Once you have your design, you need to consider what indexes are necessary. The basic trade-off with indexes is that more distinct indexes make retrieval by specific criteria faster, but updating and storage slower. One optimization is to avoid creating several indexes on the same column. For example, if you sometimes retrieve employees based on name, department, badge number, or department name, you should define one index for each of these columns. If a query includes more than one column value to retrieve, InterBase will use more than one index to qualify records. In contrast, defining indexes for every permutation of those three columns will actually slow both retrieval and update operations.

When you are testing your design to find the optimum combination of indexes, remember that the size of the tables affects the retrieval performance significantly. If you expect to have tables with 10,000 to 100,000 records each, do not run tests with only 10 to 100 records.

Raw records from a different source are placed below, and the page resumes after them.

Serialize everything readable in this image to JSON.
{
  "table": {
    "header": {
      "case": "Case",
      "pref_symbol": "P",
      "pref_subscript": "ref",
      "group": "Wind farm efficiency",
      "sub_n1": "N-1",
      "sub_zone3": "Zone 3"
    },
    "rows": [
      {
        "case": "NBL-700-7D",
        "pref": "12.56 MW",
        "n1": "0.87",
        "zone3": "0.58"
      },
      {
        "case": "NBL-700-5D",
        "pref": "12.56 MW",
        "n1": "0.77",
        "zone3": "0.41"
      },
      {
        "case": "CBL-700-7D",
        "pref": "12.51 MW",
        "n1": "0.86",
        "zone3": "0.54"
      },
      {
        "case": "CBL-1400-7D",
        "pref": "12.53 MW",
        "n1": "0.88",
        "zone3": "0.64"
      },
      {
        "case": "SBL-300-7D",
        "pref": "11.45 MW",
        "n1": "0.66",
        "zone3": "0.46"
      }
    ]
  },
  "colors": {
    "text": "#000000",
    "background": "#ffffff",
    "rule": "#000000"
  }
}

Another factor that affects index and data retrieval times is page size. By increasing the page size, you can store more records on each page, thus reducing the number of pages used by indexes. If any of your indexes are more than 4 levels deep, you should consider increasing the page size. If indexes on volatile data (data that is regularly deleted and restored, or data that has index key values that change frequently) are less than 3 levels deep, you should consider reducing your page size. In general, you should use a page size larger than your largest record, although InterBase data compression will generally shrink records that contain lots of string data, or lots of numeric values that are 0 or NULL. If your records have those characteristics, you can probably store records on pages which are 20% smaller than the full record size. On the other hand, if your records are not compressible, you should add 5% to the actual record size when comparing it to the page size.

Incorporate Design Specifics

Increasing cache size
When InterBase reads a page from the database onto disk, it stores that page in its cache, which is a set of buffers that are reserved for holding database pages. Ordinarily, the default cache size of 255 buffers is adequate (though this default may be different on different platforms). If your application includes joins of 5 or more tables, InterBase automatically increases the size of the cache. If your application is well localized, that is, it uses the same small part of the database repeatedly, you may want to consider increasing the cache size so that you never have to release one page from cache to make room for another.

Creating a multi-file, distributed database
If you feel that your application performance is limited by disk bandwidth, you might consider creating a multi-file database and distributing it across several disks. Multi-file databases were designed to avoid limiting databases to the size of a disk on systems that do not support multi-disk files.